CodePudding user response:
As with any performance related question, the only meaningful answer is measure it and see for yourself!
More generally, async makes it possible to do the communication with the database without blocking an operating system thread. This may or may not have performance implications - but it depends on what else is happening in your program.
If you just have a single logical process communicating with the database, it makes no difference whether you do this in a synchronous or asynchronous bit of code.

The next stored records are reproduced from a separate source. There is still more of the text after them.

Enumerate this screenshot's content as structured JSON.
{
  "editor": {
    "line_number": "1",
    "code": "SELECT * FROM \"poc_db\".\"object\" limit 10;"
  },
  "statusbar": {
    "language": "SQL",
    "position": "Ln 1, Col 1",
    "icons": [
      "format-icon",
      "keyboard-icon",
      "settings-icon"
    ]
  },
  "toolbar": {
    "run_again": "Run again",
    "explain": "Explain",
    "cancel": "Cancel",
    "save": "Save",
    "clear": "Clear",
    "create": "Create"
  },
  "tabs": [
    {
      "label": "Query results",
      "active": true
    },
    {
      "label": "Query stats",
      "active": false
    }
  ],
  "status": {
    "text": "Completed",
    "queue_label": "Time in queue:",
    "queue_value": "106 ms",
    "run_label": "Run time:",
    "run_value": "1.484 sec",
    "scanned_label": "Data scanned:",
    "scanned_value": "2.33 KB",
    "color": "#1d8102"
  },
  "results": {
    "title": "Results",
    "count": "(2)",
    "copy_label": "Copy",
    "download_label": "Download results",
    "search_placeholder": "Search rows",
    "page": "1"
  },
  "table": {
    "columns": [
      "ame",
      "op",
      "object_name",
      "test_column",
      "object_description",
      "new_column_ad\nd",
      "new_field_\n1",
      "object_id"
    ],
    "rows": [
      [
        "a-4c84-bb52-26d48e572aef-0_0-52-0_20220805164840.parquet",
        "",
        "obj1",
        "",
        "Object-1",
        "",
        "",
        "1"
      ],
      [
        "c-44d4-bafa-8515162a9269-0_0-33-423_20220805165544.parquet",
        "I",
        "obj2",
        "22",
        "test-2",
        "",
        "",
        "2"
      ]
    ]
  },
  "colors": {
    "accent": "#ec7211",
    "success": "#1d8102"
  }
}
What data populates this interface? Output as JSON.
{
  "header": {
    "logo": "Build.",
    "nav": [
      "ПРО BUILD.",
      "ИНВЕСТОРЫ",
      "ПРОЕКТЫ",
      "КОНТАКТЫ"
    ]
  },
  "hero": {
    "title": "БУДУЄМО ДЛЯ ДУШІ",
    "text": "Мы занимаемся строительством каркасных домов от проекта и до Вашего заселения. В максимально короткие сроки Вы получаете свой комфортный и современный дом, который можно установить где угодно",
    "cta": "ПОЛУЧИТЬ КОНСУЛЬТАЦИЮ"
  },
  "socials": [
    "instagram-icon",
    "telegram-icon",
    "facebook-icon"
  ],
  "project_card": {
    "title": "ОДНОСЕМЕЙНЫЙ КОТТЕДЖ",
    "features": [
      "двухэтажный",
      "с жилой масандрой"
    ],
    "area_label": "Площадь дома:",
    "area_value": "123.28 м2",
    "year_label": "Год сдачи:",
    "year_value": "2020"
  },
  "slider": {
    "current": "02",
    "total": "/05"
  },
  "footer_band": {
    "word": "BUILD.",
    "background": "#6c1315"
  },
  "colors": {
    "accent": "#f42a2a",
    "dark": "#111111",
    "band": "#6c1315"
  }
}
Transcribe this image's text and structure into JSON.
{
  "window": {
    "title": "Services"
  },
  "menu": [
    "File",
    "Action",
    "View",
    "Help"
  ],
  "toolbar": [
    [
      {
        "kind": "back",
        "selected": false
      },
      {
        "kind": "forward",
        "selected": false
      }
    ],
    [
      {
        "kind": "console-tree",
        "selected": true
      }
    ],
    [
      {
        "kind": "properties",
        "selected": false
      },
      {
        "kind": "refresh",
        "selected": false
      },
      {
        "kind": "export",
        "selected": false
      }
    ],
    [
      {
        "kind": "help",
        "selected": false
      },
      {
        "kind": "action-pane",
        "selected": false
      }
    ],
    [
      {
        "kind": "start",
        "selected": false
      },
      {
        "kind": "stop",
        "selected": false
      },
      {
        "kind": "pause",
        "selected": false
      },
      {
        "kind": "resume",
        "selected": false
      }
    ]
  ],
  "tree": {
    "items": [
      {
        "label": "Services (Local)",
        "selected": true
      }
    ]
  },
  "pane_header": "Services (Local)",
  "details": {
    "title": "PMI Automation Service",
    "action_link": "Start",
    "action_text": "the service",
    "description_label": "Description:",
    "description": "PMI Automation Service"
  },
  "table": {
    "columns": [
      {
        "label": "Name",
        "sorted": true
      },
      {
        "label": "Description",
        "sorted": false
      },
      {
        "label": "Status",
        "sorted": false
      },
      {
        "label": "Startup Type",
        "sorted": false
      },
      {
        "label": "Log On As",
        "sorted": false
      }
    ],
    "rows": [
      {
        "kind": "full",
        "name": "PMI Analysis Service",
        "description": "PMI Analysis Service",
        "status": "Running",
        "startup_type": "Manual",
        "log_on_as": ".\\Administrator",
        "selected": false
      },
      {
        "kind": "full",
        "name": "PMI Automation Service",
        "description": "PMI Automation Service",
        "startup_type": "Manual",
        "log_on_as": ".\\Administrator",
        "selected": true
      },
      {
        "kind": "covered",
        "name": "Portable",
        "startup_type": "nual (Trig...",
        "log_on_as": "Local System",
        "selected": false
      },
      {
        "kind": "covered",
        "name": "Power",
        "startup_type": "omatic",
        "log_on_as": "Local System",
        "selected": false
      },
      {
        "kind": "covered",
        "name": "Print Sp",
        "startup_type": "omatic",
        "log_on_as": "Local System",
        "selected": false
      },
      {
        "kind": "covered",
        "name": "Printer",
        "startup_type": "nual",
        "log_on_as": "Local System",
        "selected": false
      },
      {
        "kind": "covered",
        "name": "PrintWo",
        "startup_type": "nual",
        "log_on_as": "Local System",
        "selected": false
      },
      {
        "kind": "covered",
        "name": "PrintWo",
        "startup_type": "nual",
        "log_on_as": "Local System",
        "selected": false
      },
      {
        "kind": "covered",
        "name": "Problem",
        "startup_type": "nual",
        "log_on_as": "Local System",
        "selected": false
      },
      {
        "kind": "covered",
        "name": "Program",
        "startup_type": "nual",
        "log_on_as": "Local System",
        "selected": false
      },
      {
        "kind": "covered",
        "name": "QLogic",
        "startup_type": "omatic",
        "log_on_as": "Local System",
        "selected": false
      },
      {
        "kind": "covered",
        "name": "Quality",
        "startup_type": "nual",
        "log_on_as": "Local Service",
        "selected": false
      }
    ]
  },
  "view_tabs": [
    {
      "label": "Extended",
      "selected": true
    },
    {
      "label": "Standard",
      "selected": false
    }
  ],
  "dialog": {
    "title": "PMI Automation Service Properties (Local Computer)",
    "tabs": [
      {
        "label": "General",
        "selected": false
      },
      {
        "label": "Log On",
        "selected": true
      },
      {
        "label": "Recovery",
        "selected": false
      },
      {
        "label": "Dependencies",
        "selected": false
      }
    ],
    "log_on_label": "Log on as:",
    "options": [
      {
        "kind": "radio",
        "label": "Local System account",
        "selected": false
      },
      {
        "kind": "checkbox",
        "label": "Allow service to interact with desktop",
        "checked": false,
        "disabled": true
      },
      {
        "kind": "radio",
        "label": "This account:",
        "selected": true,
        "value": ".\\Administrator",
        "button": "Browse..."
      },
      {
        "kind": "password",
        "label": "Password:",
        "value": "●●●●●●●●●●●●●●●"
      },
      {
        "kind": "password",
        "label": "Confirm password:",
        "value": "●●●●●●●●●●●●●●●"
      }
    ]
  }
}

If you want to write data to a database, you could do this from multiple concurrent writers. In this case, async would make a difference as you could create more concurrent writters. But I think it would likely not help much - because the database will probably not be able to write faster when you have excessive number of writer threads.
A more interesting case is when you are doing something else in your program. For example, if you have a web server than needs to handle many concurrent requests, it makes sense to use asynchronous communication with a database - because it will not block threads that you need to handle other web requests.
The summary is, you should measure the performance - but it will likely depend on what else is going on in your program. I do not think changing a single threaded writer script to async would make any difference (aside form adding some small overhead).
CodePudding user response:
There's a discussion of this API here. It starts with someone saying:
It would be helpful to have asynchronous versions of BeginBinaryImport and BeginBinaryExport so they can be used from e.g. api endpoints without blocking the server.
For Import, given the write happens on Close/Dispose I'm guessing the write methods would not become async
However, one one of the developers then comments that:
Write can also block. So you need WriteAsync too.